In this article we study fully-connected feedforward deep ReLU ANNs with an arbitrarily large number of
hidden layers and we prove convergence of the risk of the GD optimization method with random initializations in the training of such ANNs under the assumption that the unnormalized probability density function $p: [a, b]^d → [0, ∞)$ of the probability distribution of the input data of the considered supervised learning problem is piecewise polynomial, under the assumption that the target function $f: [a, b]^d → \mathbb{R}^{\delta}$ (describing the
relationship between input data and the output data) is piecewise polynomial, and under the assumption that
the risk function of the considered supervised learning problem admits at least one regular global minimum.
In addition, in the special situation of shallow ANNs with just one hidden layer and one-dimensional input we
also verify this assumption by proving in the training of such shallow ANNs that for every Lipschitz continuous target function there exists a global minimum in the risk landscape. Finally, in the training of deep ANNs
with ReLU activation we also study solutions of gradient flow (GF) differential equations and we prove by
proving that every non-divergent GF trajectory converges with a polynomial rate of convergence to a critical
point (in the sense of limiting Fréchet subdifferentiability).

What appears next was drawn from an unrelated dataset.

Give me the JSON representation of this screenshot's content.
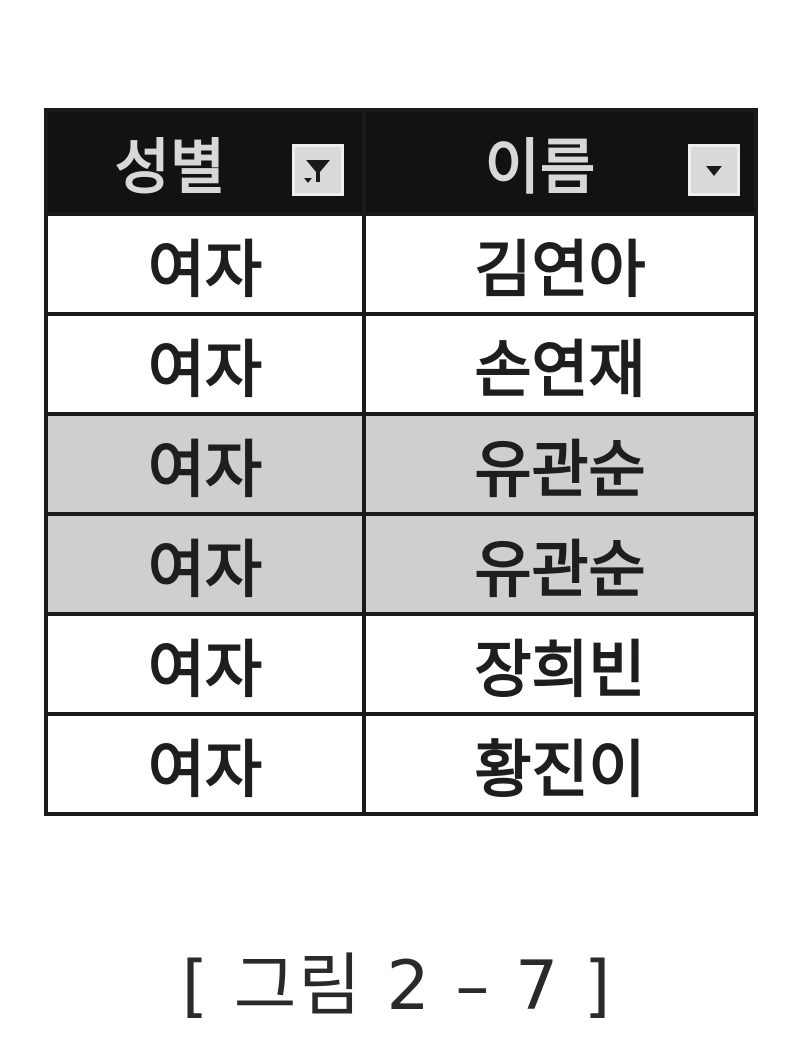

Our mathematical convergence analysis builds up on ideas from our previous article [S. Eberle, A. Jentzen,
A. Riekert, & G. Weiss, Existence, uniqueness, and convergence rates for gradient flows in the training of
artificial neural networks with ReLU activation. arXiv:2108.08106 (2021)], on tools from real algebraic geometry such as the concept of semi-algebraic functions and generalized Kurdyka-Łojasiewicz inequalities, on tools
from functional analysis such as the Arzelà–Ascoli theorem on the relative compactness of uniformly bounded
and equicontinuous sequences of continuous functions, on tools from nonsmooth analysis such as the concept
of limiting Fréchet subgradients, as well as on the fact that the set of realization functions of shallow ReLU
ANNs with fixed architecture forms a closed subset of the set of continuous functions revealed in [P. Petersen,
M. Raslan, & F. Voigtlaender, Topological properties of the set of functions generated by neural networks of
fixed size. Found. Comput. Math. 21 (2021), no. 2, 375–444].